UM ANO DEPOIS…
Ainda absorvia em meu corpo as últimas vibrações de teus toques quando te senti mais uma vez sugando toda a minha pele e me levando de volta pro mundo maravilhoso do qual acabara de chegar. Havia uma sede incomum em teus gestos, uma voracidade que me surpreendia, mas que, também, me avisava de uma mudança íntima. As crianças fariam um ano na semana que vem. Passavam o fim de semana na casa de Marina e nós tínhamos a oportunidade de nos darmos com mais liberdade. Mais um gozo e você me trancou em seu abraço como achasse que eu fugiria. Não permitiu um movimento sequer. Apenas consegui te beijar o rosto suado do esforço feito. Tua respiração ainda procurava se acalmar e em teus olhos o reflexo do que seria nossa conversa, do que foi tua atuação como amante.
– Vou viajar na segunda-feira.
Já tinha ouvido esta frase várias vezes, mas esta não me pareceu como as outras.
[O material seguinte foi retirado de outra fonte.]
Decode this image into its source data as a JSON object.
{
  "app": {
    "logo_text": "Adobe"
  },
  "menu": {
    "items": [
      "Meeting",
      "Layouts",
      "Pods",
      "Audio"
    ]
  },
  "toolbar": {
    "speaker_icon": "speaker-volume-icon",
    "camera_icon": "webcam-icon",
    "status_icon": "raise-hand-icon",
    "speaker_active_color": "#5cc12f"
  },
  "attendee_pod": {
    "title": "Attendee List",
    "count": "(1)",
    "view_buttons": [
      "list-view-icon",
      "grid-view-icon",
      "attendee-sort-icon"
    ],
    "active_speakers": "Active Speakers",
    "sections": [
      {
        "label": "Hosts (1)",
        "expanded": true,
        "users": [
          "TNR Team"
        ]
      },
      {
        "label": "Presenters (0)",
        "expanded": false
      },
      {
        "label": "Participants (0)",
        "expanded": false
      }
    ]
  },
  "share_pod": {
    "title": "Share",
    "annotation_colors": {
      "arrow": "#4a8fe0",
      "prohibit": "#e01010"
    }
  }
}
Estava carregada de informações que viriam a seguir.
– E…
– Vou me demorar mais do que normalmente. – você me apertou ainda mais.
– Aonde vai? – segundos, minutos e não tive coragem de insistir na resposta.
Tentei me livrar de teu contato, mas você não deixou.
– Brasil… – te olhei procurando algum vestígio que me desse uma idéia do que seria. – Linda, preciso ir ao Brasil resolver assuntos… pendentes… e acho que vai demorar um pouco… eu… – senti a dificuldade pra me explicar o que pretendia fazer em nosso país.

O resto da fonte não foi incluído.